My prediction with such a study would be that all four medications would have similar effectiveness, with a slight edge in favour of olanzapine.
In fact, the results showed a slight edge in favour of quetiapine. There were no substantial differences in tolerability.
The problems with this study, though, include the following:
1) Most of the data was actually for patients who had only been followed up for 6 weeks (not 2 years!). Only 8 of the 213 patients were followed up for 2 years. Of these 8, 5 were taking olanzapine, 2 were taking ziprasidone, and 1 was taking risperidone. Perhaps one might be tempted to conclude that olanzapine is the drug that has the highest chance of being acceptable for long-term use.

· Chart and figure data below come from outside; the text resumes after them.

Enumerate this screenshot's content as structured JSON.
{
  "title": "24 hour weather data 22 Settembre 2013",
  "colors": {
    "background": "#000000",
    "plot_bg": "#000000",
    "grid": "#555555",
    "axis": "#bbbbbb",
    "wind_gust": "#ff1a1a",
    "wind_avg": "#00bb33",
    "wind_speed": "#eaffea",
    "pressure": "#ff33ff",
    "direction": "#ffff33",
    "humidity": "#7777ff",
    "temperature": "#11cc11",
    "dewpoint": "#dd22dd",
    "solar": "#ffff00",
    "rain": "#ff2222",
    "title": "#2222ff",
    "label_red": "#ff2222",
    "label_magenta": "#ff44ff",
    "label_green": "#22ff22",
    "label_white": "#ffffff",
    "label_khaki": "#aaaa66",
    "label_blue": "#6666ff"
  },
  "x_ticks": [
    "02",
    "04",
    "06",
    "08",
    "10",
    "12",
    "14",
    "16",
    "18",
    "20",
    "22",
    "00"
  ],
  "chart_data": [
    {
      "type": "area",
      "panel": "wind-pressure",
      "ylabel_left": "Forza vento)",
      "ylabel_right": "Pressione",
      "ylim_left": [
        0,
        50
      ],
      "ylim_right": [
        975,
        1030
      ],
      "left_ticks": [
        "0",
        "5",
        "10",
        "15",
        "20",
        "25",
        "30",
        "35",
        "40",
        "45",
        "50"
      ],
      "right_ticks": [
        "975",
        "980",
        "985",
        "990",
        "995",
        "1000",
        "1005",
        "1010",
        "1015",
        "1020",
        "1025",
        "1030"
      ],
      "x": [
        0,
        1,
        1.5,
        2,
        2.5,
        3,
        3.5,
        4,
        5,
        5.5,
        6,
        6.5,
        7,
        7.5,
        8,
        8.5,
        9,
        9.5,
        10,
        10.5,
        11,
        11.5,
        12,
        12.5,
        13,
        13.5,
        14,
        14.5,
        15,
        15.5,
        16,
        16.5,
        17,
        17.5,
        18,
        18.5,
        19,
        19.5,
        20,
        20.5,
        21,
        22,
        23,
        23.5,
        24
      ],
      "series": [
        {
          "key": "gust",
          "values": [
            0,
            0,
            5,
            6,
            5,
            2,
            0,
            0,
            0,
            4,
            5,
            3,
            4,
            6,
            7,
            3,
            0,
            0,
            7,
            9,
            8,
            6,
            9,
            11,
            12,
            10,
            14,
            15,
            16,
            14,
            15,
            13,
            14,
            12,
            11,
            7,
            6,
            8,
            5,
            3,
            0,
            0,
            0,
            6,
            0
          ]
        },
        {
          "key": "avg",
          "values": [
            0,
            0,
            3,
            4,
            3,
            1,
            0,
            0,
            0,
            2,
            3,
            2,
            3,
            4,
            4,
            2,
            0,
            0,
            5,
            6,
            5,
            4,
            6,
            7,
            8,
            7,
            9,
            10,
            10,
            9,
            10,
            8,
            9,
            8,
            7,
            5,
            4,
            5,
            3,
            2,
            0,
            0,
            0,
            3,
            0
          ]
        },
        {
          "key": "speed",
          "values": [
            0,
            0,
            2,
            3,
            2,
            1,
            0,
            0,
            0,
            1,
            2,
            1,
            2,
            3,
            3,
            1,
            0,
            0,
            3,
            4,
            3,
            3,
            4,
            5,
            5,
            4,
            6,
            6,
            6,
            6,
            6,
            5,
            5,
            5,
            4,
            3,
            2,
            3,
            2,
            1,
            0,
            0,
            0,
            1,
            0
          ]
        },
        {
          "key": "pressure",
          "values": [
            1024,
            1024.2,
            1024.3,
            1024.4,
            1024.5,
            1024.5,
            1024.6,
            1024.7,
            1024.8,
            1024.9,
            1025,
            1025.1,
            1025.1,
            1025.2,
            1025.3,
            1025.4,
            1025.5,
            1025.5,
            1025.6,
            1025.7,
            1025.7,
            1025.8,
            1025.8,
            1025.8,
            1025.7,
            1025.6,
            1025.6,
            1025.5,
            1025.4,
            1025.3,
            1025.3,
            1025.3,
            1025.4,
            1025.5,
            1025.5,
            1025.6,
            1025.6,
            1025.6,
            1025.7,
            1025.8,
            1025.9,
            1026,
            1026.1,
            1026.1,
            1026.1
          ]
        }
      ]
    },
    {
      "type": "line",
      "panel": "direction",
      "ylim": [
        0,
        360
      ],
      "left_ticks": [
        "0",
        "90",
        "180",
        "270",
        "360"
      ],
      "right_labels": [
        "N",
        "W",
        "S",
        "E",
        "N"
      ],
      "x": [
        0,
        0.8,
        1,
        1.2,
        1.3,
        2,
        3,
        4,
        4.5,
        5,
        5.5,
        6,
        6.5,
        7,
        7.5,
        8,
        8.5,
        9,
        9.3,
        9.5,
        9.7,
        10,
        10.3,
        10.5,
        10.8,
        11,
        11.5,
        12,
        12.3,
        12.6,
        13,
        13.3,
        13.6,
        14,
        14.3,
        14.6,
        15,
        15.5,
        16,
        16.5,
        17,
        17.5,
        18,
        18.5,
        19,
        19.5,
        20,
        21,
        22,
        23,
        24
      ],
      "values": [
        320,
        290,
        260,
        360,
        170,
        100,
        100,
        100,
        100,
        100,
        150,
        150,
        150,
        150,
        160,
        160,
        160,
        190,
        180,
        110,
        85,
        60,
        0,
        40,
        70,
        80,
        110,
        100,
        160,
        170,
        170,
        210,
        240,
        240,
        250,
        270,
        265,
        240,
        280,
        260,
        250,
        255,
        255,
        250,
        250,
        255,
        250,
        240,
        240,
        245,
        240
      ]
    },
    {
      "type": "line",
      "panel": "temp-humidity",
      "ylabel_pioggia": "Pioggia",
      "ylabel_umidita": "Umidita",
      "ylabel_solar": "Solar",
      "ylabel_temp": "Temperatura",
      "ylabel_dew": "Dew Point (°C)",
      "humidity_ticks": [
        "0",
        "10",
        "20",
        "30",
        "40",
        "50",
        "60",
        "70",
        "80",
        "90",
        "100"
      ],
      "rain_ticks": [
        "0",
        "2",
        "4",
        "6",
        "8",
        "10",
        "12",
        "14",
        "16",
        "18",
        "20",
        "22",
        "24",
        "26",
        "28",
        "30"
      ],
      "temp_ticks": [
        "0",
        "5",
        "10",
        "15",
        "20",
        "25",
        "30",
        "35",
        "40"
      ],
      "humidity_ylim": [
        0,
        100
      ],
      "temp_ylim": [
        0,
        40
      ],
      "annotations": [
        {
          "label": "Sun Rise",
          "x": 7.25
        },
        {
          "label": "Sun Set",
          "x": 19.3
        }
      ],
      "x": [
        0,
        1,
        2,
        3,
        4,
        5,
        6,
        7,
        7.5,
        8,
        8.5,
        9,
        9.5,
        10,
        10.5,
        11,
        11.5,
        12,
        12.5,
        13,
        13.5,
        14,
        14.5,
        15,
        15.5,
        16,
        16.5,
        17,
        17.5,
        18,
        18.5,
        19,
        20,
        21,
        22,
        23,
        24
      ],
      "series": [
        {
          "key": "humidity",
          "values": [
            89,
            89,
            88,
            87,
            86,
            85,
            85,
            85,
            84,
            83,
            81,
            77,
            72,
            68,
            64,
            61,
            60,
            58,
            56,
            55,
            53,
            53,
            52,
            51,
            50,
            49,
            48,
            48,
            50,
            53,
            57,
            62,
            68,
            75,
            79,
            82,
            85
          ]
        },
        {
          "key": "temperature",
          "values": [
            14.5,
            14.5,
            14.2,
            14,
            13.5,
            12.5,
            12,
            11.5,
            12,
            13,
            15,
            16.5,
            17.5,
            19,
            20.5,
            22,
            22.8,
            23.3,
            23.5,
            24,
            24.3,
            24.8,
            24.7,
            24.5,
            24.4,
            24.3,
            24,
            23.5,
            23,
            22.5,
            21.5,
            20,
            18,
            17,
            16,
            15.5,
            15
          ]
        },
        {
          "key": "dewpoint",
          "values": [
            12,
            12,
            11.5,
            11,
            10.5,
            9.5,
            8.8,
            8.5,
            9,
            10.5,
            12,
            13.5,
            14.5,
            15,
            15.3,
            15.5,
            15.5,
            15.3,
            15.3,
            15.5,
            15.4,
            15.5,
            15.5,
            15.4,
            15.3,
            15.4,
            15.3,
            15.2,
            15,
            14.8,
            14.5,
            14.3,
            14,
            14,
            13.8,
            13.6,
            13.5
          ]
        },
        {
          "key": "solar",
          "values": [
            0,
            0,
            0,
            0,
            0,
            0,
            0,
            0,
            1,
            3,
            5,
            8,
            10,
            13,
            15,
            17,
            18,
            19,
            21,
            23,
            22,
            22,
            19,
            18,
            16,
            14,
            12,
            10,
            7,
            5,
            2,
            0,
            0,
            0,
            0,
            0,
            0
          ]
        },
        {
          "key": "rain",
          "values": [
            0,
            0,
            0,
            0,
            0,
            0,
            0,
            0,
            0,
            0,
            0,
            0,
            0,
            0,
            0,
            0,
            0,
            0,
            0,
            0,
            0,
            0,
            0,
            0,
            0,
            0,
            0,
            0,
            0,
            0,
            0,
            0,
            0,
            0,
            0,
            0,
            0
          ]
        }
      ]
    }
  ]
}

2) The results were presented in a type of "refined" fashion, for example the changes in symptom scores for each drug over time were presented as graphs with a single straight line for each drug, plotted over a 300-day period. This type of graph omits a tremendous amount of relevant data: first of all, there were very few patients who were actually followed for 300 days, most of them were only followed for 6 weeks. A graph like this implies that there are strong data points stretching out over the entire period. Secondly, the linear plots do not show the degree of scatter in the data points. There were no direct reports of the raw data in the study, only refined statistical distillations. It would be much more informative to show all of the data points plotted out over time: then one could see the times where most of the data were derived, the various courses of symptom change for each individual in the study, etc. It would be a messier graph! -- but it would not mislead the viewer to immediately conclude that one medication is obviously better than the others.

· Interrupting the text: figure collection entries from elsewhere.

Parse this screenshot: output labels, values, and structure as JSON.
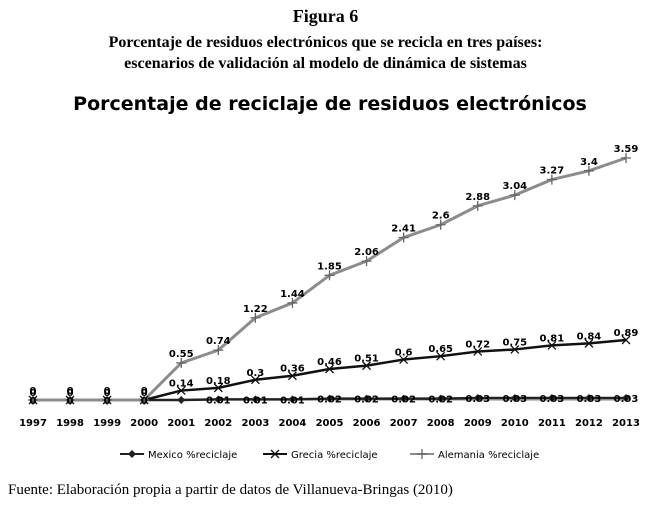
{
  "figure": {
    "number": "Figura 6",
    "caption_line1": "Porcentaje de residuos electrónicos que se recicla en tres países:",
    "caption_line2": "escenarios de validación al modelo de dinámica de sistemas",
    "source": "Fuente: Elaboración propia a partir de datos de Villanueva-Bringas (2010)"
  },
  "chart_data": {
    "type": "line",
    "title": "Porcentaje de reciclaje de residuos electrónicos",
    "xlabel": "",
    "ylabel": "",
    "ylim": [
      0,
      4
    ],
    "grid": false,
    "legend_position": "bottom",
    "categories": [
      "1997",
      "1998",
      "1999",
      "2000",
      "2001",
      "2002",
      "2003",
      "2004",
      "2005",
      "2006",
      "2007",
      "2008",
      "2009",
      "2010",
      "2011",
      "2012",
      "2013"
    ],
    "series": [
      {
        "name": "Mexico %reciclaje",
        "color": "#222222",
        "marker": "diamond-icon",
        "values": [
          0,
          0,
          0,
          0,
          0,
          0.01,
          0.01,
          0.01,
          0.02,
          0.02,
          0.02,
          0.02,
          0.03,
          0.03,
          0.03,
          0.03,
          0.03
        ],
        "labels": [
          "0",
          "0",
          "0",
          "0",
          "",
          "0.01",
          "0.01",
          "0.01",
          "0.02",
          "0.02",
          "0.02",
          "0.02",
          "0.03",
          "0.03",
          "0.03",
          "0.03",
          "0.03"
        ]
      },
      {
        "name": "Grecia %reciclaje",
        "color": "#111111",
        "marker": "x-icon",
        "values": [
          0,
          0,
          0,
          0,
          0.14,
          0.18,
          0.3,
          0.36,
          0.46,
          0.51,
          0.6,
          0.65,
          0.72,
          0.75,
          0.81,
          0.84,
          0.89
        ],
        "labels": [
          "0",
          "0",
          "0",
          "0",
          "0.14",
          "0.18",
          "0.3",
          "0.36",
          "0.46",
          "0.51",
          "0.6",
          "0.65",
          "0.72",
          "0.75",
          "0.81",
          "0.84",
          "0.89"
        ]
      },
      {
        "name": "Alemania %reciclaje",
        "color": "#8c8c8c",
        "marker": "plus-icon",
        "values": [
          0,
          0,
          0,
          0,
          0.55,
          0.74,
          1.22,
          1.44,
          1.85,
          2.06,
          2.41,
          2.6,
          2.88,
          3.04,
          3.27,
          3.4,
          3.59
        ],
        "labels": [
          "0",
          "0",
          "0",
          "0",
          "0.55",
          "0.74",
          "1.22",
          "1.44",
          "1.85",
          "2.06",
          "2.41",
          "2.6",
          "2.88",
          "3.04",
          "3.27",
          "3.4",
          "3.59"
        ]
      }
    ]
  }
}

In conclusion, the study really grabbed my attention when I first looked at it, but I found it to be much weaker than I thought, after reading it closely.

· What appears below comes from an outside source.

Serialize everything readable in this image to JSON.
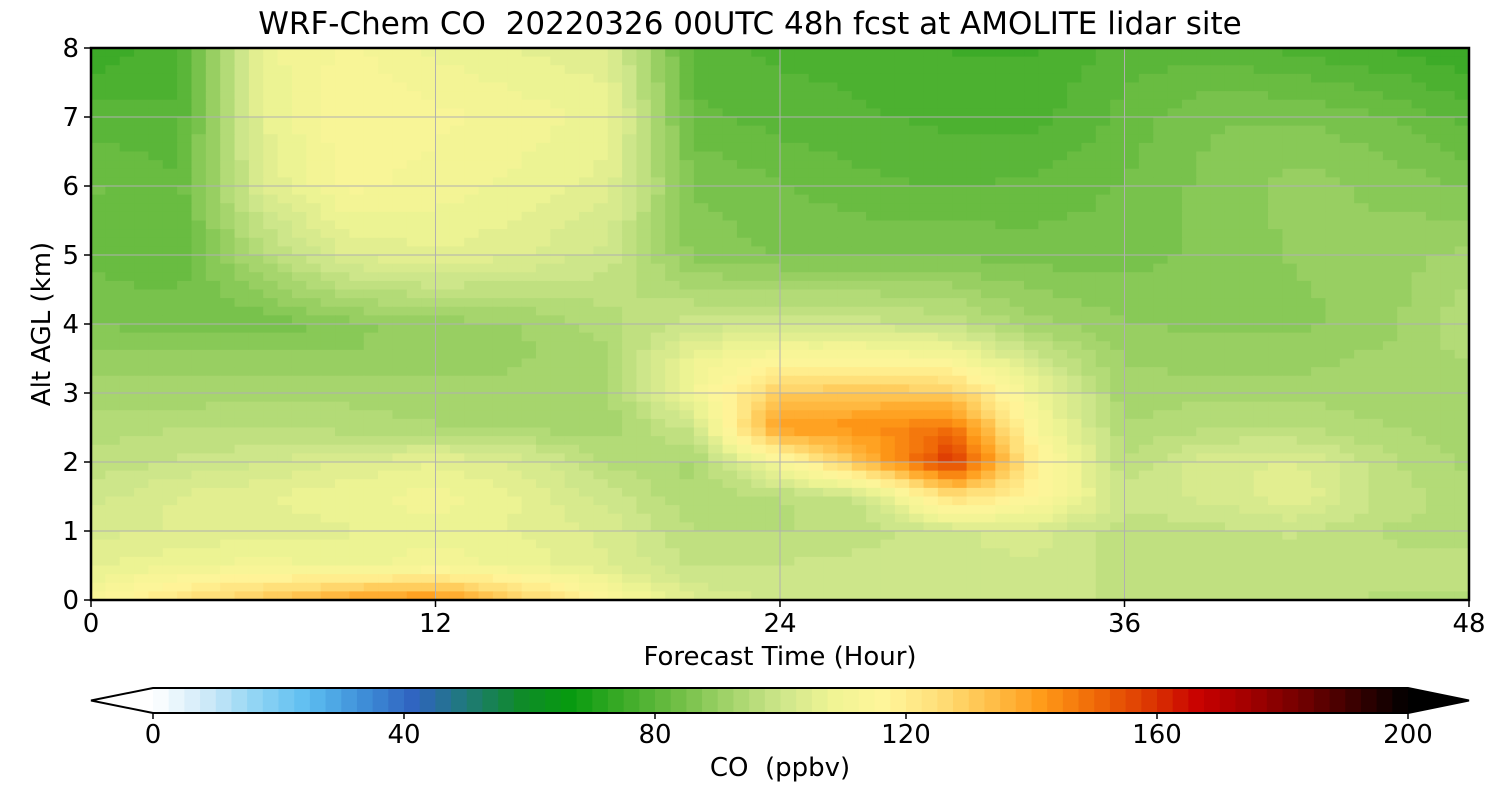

It does, however, provide a little bit of support for the idea that any one of these four antipsychotic medications are reasonable to try, in the treatment of psychotic symptoms. I agree that quetiapine is a reasonable first choice, though the others could be reasonable also, depending on personal preference, past experience, side effect risks, etc. I would still lean towards olanzapine for anticipated long-term treatment of severe symptoms.